Hamilton’s Cave

Two years ago when we were here we tried to stop and see the Hamilton cave but they were closed. This time we called and made sure we could get a tour.

The cave is owned by a quiet but super sweet and funny gentleman named Leonard Cartwright. The cave has been his family’s since they bought the land from the British in the 1840’s. He now guides interested people on tours to see the cave.

Once just a cool place to explore as a child, Leonard said that he and his friends used to swing from the vines that hung from the ceiling. Later, he would collect the bat droppings and sell buckets of the stuff as fertilizer. He noted that there are lots of bats in the summer, but not so many in the winter. We did see a few tiny bats when we were there. He pointed out 3 different species of bats. The largest was the size of a mouse, and the smallest was about the size of your thumb-tip. Very interesting.

The Hamilton cave was very clean I thought. There are many areas where the ceiling of the cave opens to the floor of the forest canopy above letting in light and natural ventilation. The cave has its dark spots, but there are areas of natural light also. Leonard has created a beautiful garden down here where light and natural rainfall allows. He says that some of the island people still congregate here during hurricanes, something that people here probably have been doing as long as they’ve known about this place.

The Lucayan Indians had inhabited this area and the cave as early as 500 CE. Leonard showed us some of the bones and pottery shards that he has found over the years.
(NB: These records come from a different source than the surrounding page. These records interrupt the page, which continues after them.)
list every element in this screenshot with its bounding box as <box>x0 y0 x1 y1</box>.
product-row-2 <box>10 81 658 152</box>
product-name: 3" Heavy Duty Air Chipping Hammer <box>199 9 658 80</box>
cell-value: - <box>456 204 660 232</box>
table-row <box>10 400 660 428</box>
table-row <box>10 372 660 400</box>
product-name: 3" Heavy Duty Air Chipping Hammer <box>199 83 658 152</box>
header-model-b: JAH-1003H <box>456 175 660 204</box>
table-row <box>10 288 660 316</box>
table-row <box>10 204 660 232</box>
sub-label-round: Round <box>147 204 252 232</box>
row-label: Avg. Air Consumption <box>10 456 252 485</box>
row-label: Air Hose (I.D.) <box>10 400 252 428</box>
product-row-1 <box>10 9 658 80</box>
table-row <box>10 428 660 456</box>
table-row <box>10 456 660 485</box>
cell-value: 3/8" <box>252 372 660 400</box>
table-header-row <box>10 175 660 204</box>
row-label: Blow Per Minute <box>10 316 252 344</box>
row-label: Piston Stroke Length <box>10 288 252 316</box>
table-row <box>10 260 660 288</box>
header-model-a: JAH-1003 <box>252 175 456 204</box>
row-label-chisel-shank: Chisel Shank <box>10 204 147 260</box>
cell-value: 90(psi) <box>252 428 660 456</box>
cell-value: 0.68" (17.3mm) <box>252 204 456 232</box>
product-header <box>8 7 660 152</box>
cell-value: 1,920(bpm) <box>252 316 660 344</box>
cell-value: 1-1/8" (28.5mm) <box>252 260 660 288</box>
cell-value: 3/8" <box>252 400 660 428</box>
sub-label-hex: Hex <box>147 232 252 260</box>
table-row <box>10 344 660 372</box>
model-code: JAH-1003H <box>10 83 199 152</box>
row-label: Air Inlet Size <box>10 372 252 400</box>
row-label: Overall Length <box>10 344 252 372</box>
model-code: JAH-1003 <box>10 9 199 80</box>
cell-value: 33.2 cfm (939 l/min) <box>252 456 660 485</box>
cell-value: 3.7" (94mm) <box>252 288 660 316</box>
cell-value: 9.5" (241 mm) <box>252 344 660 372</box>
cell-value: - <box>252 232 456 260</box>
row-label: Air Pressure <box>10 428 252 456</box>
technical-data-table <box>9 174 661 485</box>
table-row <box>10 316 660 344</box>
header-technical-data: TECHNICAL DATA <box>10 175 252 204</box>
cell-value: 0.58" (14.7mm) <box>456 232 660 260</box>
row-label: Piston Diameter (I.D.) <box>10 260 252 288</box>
I wouldn’t say that the cave was “Pristine”, but for a privately owned cave there was no graffiti, the natural stalagmites and stalactites seem untouched and still actively building, and I think he’s done an excellent job of keeping it as natural as could be expected while still allowing others to see it.

We forgot to ask about how it got it’s name, something I could probably find on Google, but we enjoyed seeing the cave and would recommend to anyone passing by this way.